Nota del editor: Esta carta fue enviada a un concurso de redacción organizado por Aaron's Furniture para niños de todo Texas sobre su experiencia en el sistema de acogida de Buckner. Esta carta obtuvo el segundo lugar en la clasificación general.
Me llamo Sara*. Me gustaría contarles cómo eran las cosas para mí. Hay algunas cosas positivas de las que quiero hablar, pero primero voy a retroceder en mi historia.
Llevo casi tres años en acogida y, aunque no ha sido nada fácil, no me arrepiento de nada. De pequeña, mi papá me maltrataba y mi mamá murió cuando tenía 9 años. Me fui a vivir con mi tía y ahí fue cuando todo empezó a ir mal para mí. Básicamente, ella me hacía daño hasta que alguien finalmente se dio cuenta.
Cuando llegué al sistema, me encontraba en una situación muy difícil. Eso me reconfortó. Los hogares de acogida en los que estuve estaban bien, pero no fue hasta que llegué a Buckner cuando mi vida dio un giro.
Por eso prefiero hablar de mi experiencia en Buckner, donde mi vida cambió para siempre. Cuando llegué a Buckner, las cosas eran complicadas. Mi comportamiento era pésimo. No me importaban mis calificaciones en la escuela. Siempre me portaba mal y sentía que no tenía que escuchar a nadie a mi alrededor. Sentía que, con mi comportamiento, las cosas nunca mejorarían para mí. ¿Saben lo que me sorprendió? Buckner vino en mi ayuda y me abrió los brazos de inmediato. Aunque podrían haberme trasladado, no lo hicieron. Eso era algo a lo que no estaba acostumbrado: que la gente se preocupara por mí y me quisiera sin importar nada más.
Al principio pensé que lo hacían porque era su trabajo, pero pronto descubrí que era porque se preocupaban por mí. Así que siguieron estando ahí para mí sin importar la situación en la que me encontrara.

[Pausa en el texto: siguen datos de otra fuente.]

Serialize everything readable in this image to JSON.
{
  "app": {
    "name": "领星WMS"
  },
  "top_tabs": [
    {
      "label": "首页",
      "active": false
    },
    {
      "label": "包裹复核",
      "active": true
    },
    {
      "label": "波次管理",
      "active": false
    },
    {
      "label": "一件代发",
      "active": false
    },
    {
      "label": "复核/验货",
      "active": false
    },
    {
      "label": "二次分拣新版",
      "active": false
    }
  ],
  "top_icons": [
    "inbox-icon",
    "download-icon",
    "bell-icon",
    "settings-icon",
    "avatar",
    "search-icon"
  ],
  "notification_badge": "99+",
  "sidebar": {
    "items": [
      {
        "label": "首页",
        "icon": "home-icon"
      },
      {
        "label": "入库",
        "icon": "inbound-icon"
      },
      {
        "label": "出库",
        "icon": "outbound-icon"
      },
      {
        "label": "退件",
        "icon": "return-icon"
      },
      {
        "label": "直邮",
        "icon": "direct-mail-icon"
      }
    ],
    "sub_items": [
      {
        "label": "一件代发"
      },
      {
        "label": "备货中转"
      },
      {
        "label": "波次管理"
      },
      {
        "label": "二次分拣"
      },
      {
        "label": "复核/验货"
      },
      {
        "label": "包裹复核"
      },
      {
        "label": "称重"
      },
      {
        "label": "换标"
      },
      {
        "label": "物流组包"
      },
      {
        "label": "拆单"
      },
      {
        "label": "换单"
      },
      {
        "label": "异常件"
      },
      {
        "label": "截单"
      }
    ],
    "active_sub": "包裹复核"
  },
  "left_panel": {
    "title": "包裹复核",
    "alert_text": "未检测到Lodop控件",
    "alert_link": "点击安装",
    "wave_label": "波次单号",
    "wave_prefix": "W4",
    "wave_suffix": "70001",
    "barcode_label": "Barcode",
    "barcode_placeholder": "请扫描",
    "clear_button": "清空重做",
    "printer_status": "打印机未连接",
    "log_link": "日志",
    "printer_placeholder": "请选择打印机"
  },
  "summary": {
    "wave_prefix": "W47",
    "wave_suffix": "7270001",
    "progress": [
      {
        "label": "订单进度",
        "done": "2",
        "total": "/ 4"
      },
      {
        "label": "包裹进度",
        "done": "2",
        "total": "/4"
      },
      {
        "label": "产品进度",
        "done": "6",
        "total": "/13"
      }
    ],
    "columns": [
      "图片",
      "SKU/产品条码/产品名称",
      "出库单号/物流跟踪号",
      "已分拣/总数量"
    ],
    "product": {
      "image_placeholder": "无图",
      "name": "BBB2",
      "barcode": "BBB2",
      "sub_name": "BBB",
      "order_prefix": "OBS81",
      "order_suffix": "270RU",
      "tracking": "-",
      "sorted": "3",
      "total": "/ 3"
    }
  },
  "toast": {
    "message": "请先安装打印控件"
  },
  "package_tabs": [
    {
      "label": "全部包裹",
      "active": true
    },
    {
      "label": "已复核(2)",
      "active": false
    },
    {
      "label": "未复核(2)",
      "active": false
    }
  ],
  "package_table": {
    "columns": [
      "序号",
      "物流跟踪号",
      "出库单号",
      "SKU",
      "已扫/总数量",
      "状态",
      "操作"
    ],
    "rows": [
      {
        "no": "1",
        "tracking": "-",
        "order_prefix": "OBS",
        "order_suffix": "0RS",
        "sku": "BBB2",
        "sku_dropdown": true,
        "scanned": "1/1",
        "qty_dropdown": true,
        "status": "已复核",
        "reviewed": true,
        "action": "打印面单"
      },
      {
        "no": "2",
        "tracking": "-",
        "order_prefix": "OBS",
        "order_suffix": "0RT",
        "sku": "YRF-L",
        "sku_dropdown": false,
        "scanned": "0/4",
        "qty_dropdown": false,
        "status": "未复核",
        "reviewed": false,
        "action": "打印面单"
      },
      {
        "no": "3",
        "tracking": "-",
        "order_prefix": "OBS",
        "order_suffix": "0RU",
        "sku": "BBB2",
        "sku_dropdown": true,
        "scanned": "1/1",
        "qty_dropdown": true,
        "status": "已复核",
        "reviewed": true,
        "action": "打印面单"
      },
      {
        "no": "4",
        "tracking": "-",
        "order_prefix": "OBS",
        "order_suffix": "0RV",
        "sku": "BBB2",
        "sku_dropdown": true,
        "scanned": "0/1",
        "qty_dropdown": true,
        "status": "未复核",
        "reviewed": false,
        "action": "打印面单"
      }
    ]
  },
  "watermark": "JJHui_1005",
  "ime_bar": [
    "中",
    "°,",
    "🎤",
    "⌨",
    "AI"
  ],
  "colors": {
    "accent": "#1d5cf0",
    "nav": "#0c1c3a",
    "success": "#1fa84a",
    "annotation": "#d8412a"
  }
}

Algunos niños no tienen lo mismo que yo y por eso nunca doy mi vida por sentada como solía hacerlo. A veces pienso que mi vida es como la de Cenicienta. Ella tuvo una infancia difícil, pero nunca dejó que nada se interpusiera en sus sueños.
Mi vida nunca va a ser lo que yo llamaría “fácil”, pero gracias a Buckner, el futuro se ve prometedor y ahora sé que puedo hacer cualquier cosa.
Antes de fallecer, mi madre me dijo que hiciera algo con mi vida, que fuera uno de los pocos que se graduaran de la preparatoria y que llegara a ser alguien importante en la vida.
Ahora estoy en segundo año de secundaria. De hecho, tengo pensado cursar mi primer año de universidad y visitar a mi familia, que vive en Alemania.
Después de viajar, tengo pensado ir a la Universidad de Texas en Arlington para convertirme en enfermera pediátrica. Me encanta ayudar a la gente y soy tía de 16 preciosos sobrinos y sobrinas, así que este es el trabajo de mis sueños y haré todo lo que sea necesario para conseguirlo.
Sé que el sistema de acogida no es lo mejor del mundo y que hay momentos en los que quieres rendirte, pero me ha brindado tantas oportunidades diferentes que me hacen sentir agradecida por la vida que tengo. A partir de ahora, solo puedo ir hacia arriba.
Muchas gracias por escuchar mi historia. Espero que te inspire para seguir haciendo de tu vida la mejor posible, incluso cuando las cosas se pongan difíciles.
* Nombre cambiado por motivos de privacidad.